This project was an assignment for the Data Forensics course (JM2040-M-6) at JADS for the master Data Science in Business and Entrepreneurship.
For this project we analyzed data we gathered from the Cocorico Marketplace that can be found on the Dark Web. The goal of this project is to provide insights in the drugs that are being sold on the marketplace and to provide a better understanding of drug sales on the Dark Web. We hope to find patterns in the data that can help Law Enforcement Agencies (LEAs) in their fight against drug trafficking.
To gather our data we used a crawler and two scrapers: one to gather product data and one to gather data on the categories. After scraping, the data was processed and analysed in Python using the Pandas and Regex libraries. The data was then visualized using Matplotlib and Seaborn.
For 35 days, we crawled the Cocorico Marketplace and gathered data on the products that were being sold. We collected data on the different drug categories and the individual products. The product data includes the price, availability, number of views, seller and its rating. We only crawled drug-related pages by analysing the URL structure and filtering out non-drug related pages.
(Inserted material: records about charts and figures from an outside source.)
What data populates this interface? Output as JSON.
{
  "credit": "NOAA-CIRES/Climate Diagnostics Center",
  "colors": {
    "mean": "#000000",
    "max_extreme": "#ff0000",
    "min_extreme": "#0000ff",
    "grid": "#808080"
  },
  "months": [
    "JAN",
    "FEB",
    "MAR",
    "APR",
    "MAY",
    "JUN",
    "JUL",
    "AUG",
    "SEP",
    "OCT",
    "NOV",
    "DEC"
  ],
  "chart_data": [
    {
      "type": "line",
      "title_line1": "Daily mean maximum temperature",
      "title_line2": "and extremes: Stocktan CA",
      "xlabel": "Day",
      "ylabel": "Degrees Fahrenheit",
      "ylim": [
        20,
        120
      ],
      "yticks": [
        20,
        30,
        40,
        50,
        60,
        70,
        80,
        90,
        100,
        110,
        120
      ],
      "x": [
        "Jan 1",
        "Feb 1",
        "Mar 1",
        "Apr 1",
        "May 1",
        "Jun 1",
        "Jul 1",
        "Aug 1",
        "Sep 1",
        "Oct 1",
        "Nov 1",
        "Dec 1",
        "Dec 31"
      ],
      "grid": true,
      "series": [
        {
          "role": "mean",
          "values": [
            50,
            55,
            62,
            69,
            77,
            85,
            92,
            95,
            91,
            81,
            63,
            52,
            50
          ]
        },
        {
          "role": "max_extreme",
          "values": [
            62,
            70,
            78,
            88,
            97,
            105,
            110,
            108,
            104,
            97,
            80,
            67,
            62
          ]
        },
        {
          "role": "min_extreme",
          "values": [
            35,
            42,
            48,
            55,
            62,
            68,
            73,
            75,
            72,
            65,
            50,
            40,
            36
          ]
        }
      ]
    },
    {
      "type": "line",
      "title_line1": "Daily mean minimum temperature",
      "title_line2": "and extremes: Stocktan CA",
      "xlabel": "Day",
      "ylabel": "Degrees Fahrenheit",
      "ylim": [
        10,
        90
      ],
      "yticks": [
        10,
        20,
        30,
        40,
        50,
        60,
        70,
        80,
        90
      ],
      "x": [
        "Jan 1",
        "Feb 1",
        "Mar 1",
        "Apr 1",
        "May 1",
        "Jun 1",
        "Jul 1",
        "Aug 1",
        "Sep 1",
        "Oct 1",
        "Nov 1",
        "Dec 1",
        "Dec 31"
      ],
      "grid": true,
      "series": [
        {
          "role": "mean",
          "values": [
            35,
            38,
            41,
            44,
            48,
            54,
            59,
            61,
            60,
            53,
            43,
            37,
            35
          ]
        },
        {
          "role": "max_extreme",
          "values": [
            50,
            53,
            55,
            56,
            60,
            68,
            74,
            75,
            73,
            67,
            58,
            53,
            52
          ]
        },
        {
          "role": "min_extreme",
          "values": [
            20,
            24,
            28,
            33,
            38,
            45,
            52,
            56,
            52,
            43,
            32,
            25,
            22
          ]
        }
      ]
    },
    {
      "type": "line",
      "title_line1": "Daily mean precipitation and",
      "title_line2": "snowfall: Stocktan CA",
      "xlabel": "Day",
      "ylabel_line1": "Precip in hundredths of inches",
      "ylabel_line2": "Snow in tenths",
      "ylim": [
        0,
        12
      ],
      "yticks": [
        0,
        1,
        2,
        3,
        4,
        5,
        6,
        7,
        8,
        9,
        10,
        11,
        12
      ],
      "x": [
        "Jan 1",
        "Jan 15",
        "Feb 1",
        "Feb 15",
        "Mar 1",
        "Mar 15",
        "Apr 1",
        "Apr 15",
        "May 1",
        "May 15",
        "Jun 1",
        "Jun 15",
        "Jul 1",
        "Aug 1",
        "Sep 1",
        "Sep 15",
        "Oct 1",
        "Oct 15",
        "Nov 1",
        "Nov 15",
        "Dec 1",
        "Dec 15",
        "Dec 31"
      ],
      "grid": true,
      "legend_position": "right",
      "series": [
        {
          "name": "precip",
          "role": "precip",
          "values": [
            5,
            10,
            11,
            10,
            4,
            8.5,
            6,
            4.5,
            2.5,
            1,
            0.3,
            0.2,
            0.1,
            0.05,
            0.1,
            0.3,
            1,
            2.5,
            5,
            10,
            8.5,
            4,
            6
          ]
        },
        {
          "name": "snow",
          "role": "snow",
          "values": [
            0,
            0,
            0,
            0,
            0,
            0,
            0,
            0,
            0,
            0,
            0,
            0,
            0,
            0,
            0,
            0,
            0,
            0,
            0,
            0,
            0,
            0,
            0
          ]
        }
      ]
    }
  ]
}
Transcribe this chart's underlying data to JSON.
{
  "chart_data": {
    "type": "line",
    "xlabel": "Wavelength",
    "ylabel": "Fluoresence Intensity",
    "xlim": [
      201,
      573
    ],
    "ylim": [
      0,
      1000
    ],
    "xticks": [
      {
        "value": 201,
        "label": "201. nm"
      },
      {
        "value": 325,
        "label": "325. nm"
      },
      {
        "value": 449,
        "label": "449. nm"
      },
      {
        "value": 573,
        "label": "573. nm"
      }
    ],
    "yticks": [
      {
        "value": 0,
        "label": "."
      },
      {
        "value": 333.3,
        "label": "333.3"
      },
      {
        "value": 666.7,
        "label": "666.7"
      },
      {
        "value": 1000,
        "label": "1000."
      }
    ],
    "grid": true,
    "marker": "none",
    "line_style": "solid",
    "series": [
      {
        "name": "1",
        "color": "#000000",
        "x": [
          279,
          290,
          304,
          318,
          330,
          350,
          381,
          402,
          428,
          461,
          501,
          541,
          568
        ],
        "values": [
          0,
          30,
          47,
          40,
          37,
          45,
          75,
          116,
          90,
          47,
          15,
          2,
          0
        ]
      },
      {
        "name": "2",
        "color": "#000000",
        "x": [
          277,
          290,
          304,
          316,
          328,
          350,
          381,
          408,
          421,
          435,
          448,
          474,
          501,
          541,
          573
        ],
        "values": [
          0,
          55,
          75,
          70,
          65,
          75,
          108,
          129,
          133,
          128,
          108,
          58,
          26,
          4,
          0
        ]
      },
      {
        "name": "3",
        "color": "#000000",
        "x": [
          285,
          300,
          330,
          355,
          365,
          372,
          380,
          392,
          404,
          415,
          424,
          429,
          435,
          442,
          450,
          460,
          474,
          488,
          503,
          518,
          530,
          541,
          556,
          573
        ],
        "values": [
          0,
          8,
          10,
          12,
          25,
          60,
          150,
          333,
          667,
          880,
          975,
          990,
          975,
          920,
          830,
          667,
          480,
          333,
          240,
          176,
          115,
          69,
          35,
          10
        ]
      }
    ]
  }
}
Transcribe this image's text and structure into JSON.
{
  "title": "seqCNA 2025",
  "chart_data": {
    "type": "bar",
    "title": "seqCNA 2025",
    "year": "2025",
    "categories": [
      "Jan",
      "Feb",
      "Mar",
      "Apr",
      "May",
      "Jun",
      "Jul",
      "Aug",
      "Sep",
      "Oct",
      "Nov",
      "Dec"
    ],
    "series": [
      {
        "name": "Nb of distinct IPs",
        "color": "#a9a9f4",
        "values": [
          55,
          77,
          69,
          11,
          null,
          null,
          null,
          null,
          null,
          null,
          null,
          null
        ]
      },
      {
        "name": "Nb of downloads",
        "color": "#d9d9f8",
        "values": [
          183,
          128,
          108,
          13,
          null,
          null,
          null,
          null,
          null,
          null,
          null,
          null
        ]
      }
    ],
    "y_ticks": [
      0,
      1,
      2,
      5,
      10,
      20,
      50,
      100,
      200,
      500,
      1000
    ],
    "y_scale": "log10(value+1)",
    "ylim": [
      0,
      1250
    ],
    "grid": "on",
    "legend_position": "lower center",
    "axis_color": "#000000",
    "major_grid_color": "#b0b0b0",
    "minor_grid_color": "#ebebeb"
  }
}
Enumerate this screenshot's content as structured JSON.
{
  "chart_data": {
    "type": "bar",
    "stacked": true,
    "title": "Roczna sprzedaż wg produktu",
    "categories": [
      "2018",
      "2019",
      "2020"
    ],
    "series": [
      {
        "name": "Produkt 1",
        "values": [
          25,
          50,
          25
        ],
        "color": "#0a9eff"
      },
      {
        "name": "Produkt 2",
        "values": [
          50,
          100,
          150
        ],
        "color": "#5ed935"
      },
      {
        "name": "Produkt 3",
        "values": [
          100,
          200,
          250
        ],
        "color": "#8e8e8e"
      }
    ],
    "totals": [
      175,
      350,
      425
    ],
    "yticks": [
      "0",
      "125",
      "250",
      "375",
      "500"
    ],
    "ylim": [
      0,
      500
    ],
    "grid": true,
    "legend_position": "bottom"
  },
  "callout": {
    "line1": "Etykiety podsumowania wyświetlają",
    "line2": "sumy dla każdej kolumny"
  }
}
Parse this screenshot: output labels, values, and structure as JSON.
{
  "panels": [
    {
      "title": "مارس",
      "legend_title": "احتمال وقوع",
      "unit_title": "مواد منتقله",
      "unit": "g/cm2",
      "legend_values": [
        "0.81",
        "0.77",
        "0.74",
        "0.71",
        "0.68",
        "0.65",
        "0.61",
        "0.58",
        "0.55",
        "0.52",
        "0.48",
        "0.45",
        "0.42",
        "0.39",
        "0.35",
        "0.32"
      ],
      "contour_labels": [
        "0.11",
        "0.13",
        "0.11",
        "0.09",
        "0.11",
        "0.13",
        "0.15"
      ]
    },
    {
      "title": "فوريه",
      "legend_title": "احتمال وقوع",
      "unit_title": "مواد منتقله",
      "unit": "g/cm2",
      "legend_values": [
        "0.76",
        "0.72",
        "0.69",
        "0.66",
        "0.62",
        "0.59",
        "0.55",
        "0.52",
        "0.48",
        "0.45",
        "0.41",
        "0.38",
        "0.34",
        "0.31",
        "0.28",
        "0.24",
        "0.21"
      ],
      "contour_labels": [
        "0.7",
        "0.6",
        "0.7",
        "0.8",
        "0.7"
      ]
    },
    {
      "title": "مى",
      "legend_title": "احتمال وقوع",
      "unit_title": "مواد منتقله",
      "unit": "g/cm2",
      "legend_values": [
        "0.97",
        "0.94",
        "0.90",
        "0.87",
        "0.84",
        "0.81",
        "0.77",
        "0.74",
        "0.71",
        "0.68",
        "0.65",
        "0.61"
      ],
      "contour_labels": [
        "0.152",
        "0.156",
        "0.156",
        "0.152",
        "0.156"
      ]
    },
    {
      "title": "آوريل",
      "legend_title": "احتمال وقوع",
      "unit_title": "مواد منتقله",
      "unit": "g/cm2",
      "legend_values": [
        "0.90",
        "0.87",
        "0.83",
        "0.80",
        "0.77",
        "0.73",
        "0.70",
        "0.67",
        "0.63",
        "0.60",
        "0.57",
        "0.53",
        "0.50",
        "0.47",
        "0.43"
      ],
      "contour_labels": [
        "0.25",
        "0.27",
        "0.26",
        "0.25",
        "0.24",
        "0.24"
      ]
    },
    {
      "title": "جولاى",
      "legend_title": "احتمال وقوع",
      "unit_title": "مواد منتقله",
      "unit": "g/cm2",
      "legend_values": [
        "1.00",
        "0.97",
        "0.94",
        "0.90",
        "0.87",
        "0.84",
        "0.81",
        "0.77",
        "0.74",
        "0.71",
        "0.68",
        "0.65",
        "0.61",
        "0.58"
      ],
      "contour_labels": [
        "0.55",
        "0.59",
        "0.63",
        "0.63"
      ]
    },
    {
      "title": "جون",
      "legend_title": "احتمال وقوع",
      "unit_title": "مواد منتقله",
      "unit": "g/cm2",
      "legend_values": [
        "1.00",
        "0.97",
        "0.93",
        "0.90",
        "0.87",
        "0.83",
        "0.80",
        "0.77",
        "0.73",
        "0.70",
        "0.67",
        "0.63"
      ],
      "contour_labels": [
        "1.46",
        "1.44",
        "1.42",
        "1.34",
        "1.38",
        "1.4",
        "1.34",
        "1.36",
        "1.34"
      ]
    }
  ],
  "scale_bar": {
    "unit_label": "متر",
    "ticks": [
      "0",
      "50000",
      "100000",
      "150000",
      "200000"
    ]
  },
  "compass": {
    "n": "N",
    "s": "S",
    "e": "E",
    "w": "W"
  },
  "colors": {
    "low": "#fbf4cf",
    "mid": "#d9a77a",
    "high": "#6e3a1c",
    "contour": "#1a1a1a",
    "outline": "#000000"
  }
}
We created two scrapers: one to gather product data and one to gather data on the categories. The scrapers were written in Python using the BeautifulSoup library and looped through all the crawled files. The product scraper collected data on the individual products, including the price, availability, number of views, seller and its rating. The category scraper collected data on the different drug categories and the number of products in each category.